Atentemos no que diz a lei: no que se refere ao direito à imagem, o Código Civil português dita que o retrato de uma pessoa não pode ser exposto, reproduzido ou comercializado sem o consentimento desta ou dos seus legítimos herdeiros, em caso de morte daquela. Contudo, não é necessário consentimento quando se trate de pessoas que tenham notoriedade, exerçam cargos públicos ou se se tratar de exigências de polícia ou de justiça, finalidades científicas, didáticas ou culturais. Ou ainda quando a reprodução da imagem ocorrer em lugares públicos, se tratar de factos de interesse público ou que hajam decorrido publicamente. Finalmente, a imagem não pode ser reproduzida, exposta ou comercializada se do facto resultar prejuízo para a honra, reputação ou simples decoro da pessoa retratada.

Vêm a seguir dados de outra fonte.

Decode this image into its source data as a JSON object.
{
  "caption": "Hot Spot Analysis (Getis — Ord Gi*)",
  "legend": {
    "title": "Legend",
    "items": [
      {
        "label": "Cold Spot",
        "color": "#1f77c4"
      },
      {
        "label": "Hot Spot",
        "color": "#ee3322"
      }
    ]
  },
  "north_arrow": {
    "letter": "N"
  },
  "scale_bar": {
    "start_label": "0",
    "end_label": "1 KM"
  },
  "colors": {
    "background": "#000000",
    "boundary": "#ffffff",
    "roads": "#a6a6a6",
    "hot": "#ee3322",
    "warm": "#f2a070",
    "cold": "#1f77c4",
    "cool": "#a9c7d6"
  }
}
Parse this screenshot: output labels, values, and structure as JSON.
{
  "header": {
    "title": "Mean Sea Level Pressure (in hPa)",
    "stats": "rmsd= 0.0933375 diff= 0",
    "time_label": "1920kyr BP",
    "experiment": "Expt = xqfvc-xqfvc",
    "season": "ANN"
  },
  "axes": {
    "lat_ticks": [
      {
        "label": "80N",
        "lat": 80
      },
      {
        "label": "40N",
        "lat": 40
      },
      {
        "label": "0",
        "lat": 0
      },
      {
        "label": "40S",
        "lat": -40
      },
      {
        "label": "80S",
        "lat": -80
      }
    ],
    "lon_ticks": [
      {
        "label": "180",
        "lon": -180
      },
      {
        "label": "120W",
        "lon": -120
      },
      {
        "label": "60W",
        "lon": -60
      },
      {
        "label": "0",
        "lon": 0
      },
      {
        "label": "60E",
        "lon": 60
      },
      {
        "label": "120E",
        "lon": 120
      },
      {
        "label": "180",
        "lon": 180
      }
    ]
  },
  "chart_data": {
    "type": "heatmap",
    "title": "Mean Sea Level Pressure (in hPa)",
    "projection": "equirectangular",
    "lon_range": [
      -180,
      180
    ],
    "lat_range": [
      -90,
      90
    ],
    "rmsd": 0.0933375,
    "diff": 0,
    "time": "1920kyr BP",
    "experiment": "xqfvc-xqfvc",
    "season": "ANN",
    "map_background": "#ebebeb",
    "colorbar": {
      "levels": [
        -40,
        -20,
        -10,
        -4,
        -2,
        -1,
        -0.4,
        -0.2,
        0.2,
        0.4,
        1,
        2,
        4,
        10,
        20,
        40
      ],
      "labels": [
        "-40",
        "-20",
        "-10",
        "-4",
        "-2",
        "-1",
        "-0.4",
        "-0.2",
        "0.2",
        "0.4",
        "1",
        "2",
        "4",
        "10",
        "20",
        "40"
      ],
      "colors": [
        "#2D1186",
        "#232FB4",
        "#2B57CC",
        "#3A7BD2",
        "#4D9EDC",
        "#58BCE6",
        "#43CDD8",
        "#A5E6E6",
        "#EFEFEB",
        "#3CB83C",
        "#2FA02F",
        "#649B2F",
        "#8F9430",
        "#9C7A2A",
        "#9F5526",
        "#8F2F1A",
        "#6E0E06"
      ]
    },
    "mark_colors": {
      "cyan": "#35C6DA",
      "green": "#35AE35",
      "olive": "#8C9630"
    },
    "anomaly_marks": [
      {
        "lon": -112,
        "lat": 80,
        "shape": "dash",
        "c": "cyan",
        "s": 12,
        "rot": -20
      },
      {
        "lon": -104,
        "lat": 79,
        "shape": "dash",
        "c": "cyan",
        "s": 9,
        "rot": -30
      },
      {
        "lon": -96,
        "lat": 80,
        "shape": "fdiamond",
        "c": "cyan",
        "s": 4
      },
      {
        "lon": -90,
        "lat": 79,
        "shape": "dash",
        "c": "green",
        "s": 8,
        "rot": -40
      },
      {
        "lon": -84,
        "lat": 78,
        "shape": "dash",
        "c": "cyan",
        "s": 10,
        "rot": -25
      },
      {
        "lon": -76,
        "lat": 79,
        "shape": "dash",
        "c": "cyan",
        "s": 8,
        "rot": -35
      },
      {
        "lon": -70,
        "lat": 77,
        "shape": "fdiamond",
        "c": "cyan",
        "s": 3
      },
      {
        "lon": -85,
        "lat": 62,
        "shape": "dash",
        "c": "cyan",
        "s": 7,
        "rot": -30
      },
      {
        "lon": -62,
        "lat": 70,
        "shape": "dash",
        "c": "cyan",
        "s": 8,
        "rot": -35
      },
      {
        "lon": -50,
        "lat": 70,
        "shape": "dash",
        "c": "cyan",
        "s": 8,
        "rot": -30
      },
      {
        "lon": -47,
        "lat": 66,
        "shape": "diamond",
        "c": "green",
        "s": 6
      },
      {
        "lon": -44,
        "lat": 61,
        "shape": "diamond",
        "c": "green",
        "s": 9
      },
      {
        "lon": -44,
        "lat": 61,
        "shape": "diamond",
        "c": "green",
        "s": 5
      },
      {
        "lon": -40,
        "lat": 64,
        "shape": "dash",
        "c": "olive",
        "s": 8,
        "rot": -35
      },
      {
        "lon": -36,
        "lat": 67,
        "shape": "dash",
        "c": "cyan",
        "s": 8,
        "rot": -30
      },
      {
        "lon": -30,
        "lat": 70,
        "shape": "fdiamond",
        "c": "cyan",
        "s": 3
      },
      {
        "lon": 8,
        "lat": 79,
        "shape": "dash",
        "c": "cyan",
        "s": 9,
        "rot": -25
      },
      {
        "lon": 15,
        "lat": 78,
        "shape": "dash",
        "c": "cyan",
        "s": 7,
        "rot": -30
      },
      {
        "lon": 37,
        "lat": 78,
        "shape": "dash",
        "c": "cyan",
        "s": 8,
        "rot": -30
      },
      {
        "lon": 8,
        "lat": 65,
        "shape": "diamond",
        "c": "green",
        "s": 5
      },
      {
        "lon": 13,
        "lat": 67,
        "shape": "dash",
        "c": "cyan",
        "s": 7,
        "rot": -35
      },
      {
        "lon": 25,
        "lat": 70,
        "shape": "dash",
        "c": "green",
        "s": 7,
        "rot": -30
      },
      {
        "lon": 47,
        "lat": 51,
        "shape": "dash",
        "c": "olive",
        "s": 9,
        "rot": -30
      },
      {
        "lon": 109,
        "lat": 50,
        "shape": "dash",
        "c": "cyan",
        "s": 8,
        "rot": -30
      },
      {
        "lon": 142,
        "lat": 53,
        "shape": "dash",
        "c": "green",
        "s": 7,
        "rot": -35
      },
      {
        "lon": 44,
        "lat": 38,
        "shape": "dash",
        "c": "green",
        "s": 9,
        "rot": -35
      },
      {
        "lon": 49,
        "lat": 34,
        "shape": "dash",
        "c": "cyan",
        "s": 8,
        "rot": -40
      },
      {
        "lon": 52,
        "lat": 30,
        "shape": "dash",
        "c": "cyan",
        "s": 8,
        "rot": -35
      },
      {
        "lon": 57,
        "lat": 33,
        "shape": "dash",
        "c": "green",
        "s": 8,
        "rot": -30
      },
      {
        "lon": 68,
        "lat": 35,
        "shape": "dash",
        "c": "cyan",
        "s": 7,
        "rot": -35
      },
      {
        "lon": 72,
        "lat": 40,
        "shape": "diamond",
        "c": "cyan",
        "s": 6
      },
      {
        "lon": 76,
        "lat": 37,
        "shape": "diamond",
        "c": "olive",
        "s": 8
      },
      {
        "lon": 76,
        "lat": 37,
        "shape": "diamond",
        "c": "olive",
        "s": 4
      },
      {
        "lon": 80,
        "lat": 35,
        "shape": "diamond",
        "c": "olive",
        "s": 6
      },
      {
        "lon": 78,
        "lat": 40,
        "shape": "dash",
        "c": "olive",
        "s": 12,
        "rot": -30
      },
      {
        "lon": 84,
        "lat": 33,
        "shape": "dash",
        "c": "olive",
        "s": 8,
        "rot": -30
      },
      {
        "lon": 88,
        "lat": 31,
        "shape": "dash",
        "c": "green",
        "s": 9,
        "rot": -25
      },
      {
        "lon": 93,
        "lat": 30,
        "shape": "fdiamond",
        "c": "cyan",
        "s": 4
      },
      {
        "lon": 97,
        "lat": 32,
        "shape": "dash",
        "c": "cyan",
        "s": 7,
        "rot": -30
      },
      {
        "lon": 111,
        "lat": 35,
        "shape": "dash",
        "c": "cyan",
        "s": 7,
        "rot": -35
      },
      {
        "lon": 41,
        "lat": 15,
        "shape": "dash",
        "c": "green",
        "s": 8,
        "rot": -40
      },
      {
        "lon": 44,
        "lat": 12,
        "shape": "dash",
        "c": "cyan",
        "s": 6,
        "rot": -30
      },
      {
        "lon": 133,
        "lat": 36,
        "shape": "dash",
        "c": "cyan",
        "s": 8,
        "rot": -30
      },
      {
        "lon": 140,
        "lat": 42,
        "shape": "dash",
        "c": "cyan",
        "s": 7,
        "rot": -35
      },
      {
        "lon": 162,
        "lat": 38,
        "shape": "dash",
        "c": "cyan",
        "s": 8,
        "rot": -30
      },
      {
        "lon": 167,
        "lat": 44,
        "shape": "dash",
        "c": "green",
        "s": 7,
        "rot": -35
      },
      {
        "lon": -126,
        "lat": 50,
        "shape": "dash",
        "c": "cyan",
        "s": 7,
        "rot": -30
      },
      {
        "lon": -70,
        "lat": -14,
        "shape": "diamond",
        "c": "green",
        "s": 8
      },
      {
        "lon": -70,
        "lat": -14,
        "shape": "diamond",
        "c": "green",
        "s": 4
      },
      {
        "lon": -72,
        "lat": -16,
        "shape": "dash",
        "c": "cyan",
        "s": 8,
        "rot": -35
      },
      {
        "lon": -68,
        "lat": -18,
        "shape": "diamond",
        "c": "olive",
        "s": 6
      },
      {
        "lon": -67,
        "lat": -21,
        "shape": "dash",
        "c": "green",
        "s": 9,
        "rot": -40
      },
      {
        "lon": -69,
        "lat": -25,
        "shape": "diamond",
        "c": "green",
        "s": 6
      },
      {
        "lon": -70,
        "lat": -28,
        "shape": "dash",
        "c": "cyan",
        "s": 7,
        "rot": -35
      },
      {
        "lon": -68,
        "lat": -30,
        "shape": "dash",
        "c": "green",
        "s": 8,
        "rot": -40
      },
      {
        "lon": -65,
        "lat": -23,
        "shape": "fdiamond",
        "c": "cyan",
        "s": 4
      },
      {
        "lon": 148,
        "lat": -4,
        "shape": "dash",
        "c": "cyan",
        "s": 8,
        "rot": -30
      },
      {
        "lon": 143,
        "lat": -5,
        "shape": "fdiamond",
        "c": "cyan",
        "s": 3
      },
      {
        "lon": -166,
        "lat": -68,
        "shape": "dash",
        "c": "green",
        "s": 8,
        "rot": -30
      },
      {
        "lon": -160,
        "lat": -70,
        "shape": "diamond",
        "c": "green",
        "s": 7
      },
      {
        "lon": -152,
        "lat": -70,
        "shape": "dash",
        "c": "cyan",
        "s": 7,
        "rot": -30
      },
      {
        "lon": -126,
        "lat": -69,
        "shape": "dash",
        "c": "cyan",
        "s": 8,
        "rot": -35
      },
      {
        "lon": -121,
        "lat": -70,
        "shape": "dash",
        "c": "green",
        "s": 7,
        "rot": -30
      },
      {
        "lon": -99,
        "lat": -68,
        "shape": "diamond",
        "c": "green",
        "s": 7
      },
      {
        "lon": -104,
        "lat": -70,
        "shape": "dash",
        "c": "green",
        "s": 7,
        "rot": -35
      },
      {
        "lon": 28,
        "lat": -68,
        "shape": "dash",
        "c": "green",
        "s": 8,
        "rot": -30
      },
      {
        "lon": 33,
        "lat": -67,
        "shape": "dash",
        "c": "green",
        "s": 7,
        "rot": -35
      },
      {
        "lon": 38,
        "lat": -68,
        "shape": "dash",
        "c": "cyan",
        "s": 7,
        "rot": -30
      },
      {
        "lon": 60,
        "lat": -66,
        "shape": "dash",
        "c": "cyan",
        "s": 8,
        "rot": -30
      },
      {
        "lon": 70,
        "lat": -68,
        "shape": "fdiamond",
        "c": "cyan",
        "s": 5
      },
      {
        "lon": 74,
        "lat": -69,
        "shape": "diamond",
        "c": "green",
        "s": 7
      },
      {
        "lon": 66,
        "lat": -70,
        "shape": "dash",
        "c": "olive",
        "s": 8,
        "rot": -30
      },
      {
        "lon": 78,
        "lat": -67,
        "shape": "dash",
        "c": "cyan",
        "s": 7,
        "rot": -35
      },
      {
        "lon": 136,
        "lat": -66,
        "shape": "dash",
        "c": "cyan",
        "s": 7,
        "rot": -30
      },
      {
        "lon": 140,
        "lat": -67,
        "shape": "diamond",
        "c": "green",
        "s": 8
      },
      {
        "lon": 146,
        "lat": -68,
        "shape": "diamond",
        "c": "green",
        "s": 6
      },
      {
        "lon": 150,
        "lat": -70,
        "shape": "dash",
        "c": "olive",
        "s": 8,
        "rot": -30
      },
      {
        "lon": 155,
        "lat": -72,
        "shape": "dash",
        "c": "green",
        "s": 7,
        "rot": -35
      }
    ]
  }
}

Contudo, qualquer pessoa pode difundir, publicar ou reproduzir a sua própria imagem, quer seja para fins comerciais ou não. Pode, também, ceder a sua imagem a terceiros para proveito económico, com o objetivo de exploração comercial. Este tipo de cedência acontece com famosos, nomeadamente modelos, atores e outros que podem assinar contratos de exclusividade.

Ainda, é possível impedir que outras pessoas utilizem a nossa imagem: o Código Penal defende a proteção dos bens jurídicos de personalidade, nomeadamente através da reserva da intimidade da vida privada e da imagem. Segundo a Constituição da República Portuguesa, com as mesmas exceções atrás apontadas, sem consentimento, não se pode gravar áudios, tirar fotografias ou fazer vídeos das pessoas.

Então, na esfera privada, secreta e íntima, as imagens nunca são acessíveis sem autorização, ainda que se trate de pessoas com visibilidade ou mesmo detentoras de cargos públicos. Já na esfera pública e social (como acontece com as publicações nas redes sociais), as imagens podem ser utilizadas, desde que não seja para fins comerciais, como por exemplo publicitários. Portanto, não é lícita a comercialização da imagem de alguém sem o seu consentimento, mesmo que se trate de uma figura pública ou a pessoa esteja num espaço público.

Infelizmente, com a Internet, estamos cada vez mais vulneráveis, na medida em que, a qualquer momento, com um smartphone, por exemplo, qualquer pessoa pode registar, sem consentimento, imagens, vídeos ou áudios, difundindo-os sem qualquer pudor, o que pode configurar uma violação da privacidade e do direito à imagem.

Também os avanços tecnológicos, como a Inteligência Artificial, vieram piorar o cenário, na medida em que possibilitam maiores deturpações sem consentimento e originam desinformação.